Sandra Dee was an actress who attained the peak of movie stardom in a series of films in which she played a virginal, innocent young woman engaging in the most tepidly sexual of romances. As such, she is often used for the purpose of allusion to symbolize the conservatism and innocence of the 1950’s, but what makes her such an appropriate symbol in Grease is the irony and the application. For one thing, Dee’s superstar years were not the 1950’s, but the 1960’s. The innocence of her character when involved in romantic entanglements represents not reality of 1950’s life for young men and women and high school teens, but Hollywood’s false replication and it is that vision of the decade—the Hollywood version and not the real life one—that Grease itself recreates.

Pregnancy

When informing Marty that she might be pregnant, Rizzo shows off a nifty mastery figurative language by engaging symbolism to describe a metaphor for being pregnant.

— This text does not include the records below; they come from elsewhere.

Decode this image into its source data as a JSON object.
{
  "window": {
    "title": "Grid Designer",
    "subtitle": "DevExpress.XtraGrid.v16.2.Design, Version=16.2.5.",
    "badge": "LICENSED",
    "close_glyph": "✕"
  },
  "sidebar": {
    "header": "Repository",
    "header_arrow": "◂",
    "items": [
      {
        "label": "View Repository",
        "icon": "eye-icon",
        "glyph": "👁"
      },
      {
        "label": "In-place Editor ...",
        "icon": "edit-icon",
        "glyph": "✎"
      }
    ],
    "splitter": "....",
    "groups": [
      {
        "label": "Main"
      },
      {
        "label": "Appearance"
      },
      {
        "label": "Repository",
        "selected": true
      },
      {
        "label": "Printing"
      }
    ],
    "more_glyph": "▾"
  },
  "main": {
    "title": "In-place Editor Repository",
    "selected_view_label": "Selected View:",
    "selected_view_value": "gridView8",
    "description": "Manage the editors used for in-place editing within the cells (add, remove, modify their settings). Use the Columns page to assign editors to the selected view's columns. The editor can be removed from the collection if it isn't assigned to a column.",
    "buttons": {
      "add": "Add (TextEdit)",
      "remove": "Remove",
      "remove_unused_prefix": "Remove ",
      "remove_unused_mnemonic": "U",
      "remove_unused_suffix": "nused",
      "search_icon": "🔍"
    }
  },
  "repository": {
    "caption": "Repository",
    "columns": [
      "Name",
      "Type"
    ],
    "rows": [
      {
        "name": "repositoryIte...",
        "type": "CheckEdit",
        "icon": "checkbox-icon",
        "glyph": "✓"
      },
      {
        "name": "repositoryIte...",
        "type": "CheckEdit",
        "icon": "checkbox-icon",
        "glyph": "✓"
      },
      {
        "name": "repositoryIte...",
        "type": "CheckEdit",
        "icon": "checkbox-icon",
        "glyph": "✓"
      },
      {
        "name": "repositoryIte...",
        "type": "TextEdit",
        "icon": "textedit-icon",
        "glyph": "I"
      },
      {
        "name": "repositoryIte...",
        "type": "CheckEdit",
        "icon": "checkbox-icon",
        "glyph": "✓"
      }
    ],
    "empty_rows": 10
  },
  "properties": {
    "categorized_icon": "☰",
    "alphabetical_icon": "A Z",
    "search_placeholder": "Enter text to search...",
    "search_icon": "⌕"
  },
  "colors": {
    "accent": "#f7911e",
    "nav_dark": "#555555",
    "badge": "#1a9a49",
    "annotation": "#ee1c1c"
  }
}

Rizzo: I feel like a defective typewriter.

Marty: Huh?

Rizzo: I skipped a period.

The Fun House

The musical number in which Danny and Sandy finally reconcile takes place in a carnival funhouse. The kind of attraction in which everything is a little shaky, off-balance or distorted. There’s a giant revolving tunnel. A floor that bounces up an down. The “Shake Shack” that tilts back and forth. There is also a sign on the tunnel reading “Danger Ahead” and at one point two are framed from the shoulders up against a backdrop consisting of windows that look like prison bars. The symbolism of the future of this rocky relationship speaks for itself and quite loudly at that.